Knowledge Graph Search Strategies
Overview
The knowledge graph system provides multiple sophisticated search strategies for querying entities and relationships. Each strategy is optimized for different use cases and can be combined for powerful query capabilities.
Search Strategy Types
1. Vector Search
Purpose: Find entities semantically similar to a query using vector embeddings.
How It Works:
Converts query to embedding vector
Computes cosine similarity with all entity embeddings
Returns top-k most similar entities
Use Cases:
Content discovery
Semantic similarity matching
Finding related concepts
Example:
results = await graph_store.vector_search(
query_embedding=[0.1, 0.2, 0.3, ...],
entity_type="Article",
max_results=10,
score_threshold=0.7
)
Performance: O(n) where n = number of entities with embeddings
2. Graph Structure Search
Purpose: Explore graph structure from seed entities.
How It Works:
Starts from seed entities
Traverses graph edges (BFS)
Scores by depth (closer = higher score)
Use Cases:
Relationship exploration
Network analysis
Connected entity discovery
Example:
neighbors = await graph_store.get_neighbors(
entity_id="person_1",
relation_type="KNOWS",
direction="outgoing"
)
Performance: O(b^d) where b = branching factor, d = depth
3. Hybrid Search
Purpose: Combine vector similarity with graph structure.
How It Works:
Performs vector search
Expands results with graph neighbors
Combines scores with weighted averaging
Use Cases:
Comprehensive search
Context-aware retrieval
Balanced semantic + structural results
Example:
from aiecs.application.knowledge_graph.search.hybrid_search import (
HybridSearchStrategy,
HybridSearchConfig,
SearchMode
)
strategy = HybridSearchStrategy(graph_store)

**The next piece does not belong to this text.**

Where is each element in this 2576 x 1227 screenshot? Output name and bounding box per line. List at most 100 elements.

config = HybridSearchConfig(
mode=SearchMode.HYBRID,
vector_weight=0.6,
graph_weight=0.4,
max_results=10
)
results = await strategy.search(
query_embedding=[0.1, 0.2, ...],
config=config
)
Performance: O(n + b^d) - combines vector and graph search
4. Personalized PageRank
Purpose: Find influential entities using random walk algorithm.
How It Works:
Random walk with restart at seed entities
Iterates until convergence
Ranks entities by visit frequency
Use Cases:
Influence analysis
Authority ranking
Central entity identification
Example:
from aiecs.application.knowledge_graph.retrieval.retrieval_strategies import (
PersonalizedPageRank
)
ppr = PersonalizedPageRank(graph_store)
results = await ppr.retrieve(
seed_entity_ids=["key_person"],
max_results=20,
alpha=0.15 # restart probability
)
Performance: O(iterations × edges) - typically 10-50 iterations
5. Multi-Hop Retrieval
Purpose: Discover entities within N hops from seeds.
How It Works:
Breadth-first expansion from seeds
Scores decay with hop distance
Configurable depth limit
Use Cases:
Friend-of-friend discovery
Local network exploration
Proximity-based search
Example:
from aiecs.application.knowledge_graph.retrieval.retrieval_strategies import (
MultiHopRetrieval
)
retrieval = MultiHopRetrieval(graph_store)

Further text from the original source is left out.